When is Tony Todd going to guest star on Stargate? Because your show isn't sci-fi until Tony's been on it.

What exactly is Sam Carter's eye color? All the fanfic says blue, and they sure look blue when she first sees the stargate opened, but in lots of other episodes, those eyes look awfully green.

What sort of pheromones is the New One True Space Babe exuding? Hathor commanded men by breathing a pink smoke, but Sam Carter doesn't even have to do that, and so far she's had at least five men across the galaxy -- including, I might add, now that I've seen the much-talked-about "Divide and Conquer" episode, Jack O'Neill -- ready to die for her in a noble sacrifice. Talk about power over men!

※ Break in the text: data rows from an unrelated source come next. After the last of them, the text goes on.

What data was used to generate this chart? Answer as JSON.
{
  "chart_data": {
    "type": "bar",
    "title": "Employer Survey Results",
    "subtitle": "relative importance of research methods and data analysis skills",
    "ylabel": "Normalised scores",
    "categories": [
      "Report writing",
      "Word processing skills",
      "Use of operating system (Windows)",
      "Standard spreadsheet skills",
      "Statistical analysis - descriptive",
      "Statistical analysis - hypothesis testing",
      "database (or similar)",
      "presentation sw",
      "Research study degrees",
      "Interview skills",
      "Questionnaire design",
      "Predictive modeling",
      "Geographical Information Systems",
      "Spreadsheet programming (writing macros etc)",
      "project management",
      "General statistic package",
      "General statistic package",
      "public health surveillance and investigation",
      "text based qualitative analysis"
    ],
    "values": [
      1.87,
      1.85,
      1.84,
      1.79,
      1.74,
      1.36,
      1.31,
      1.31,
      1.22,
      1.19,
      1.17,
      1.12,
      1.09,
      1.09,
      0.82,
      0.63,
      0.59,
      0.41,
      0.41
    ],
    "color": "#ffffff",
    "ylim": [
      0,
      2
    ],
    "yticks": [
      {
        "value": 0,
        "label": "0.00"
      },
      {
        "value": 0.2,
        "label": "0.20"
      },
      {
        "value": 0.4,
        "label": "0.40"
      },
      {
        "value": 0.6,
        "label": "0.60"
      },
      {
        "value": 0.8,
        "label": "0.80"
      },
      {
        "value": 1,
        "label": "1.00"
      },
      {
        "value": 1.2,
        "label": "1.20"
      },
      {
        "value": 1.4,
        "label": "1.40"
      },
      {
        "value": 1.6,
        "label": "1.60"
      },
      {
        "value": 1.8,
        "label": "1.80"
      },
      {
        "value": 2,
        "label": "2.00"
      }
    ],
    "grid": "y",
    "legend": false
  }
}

AvsIn May I wondered if the people of Vancouver were saddened by their drubbing at the hands of the mighty Avs. Now, don't we think it's TOTALLY COOL that the Stanley Cup is back in Colorado? And that Ray Borque is no longer the Susan Lucci of the NHL? Roy-hoo!!!

My Friend Mark's Questions, One of Which is Almost a Plotline  

My attempts at conversion are slowly gaining ground. One of the new faithful is my friend Mark, a former artillery officer with the U.S. Marines, now a molder of young minds. This is what he wants to know:

Doesn't it seem rather, well, inefficient to keep sending in a squad of soldiers everytime there's an "unscheduled off-world transit" through the Cheyenne Mountain gate? I know it's dramatic, but wouldn't the real military mount a quad .50 in front of the gate and keep the guard for when/if the bad aliens got past the first post? Isn't there a lot of opportunity here for some young half-trained airman (who, I might add, substantially outranks a Seaman 7th Class) to get all wound up and accidentally waste an Asgard, which might result in an interstellar war and complex sentences?

I really liked "Singularity," the episode where they brought back the girl with the bomb in her belly. IMHO, it's up to the standards set by the best episodes of ST:TNG. It didn't have one of those trite endings I've seen in many of the previous episodes. I was actually waiting in anticipation (for once) to see if she and Sam would end up as a collection of charged particles in the abandoned nuclear storage/test site. By the way, where is this abandoned nuclear site that's only 20 minutes from Cheyenne Mountain? The zoo? Focus on the Family HQ? Pro Rodeo Hall of Fame?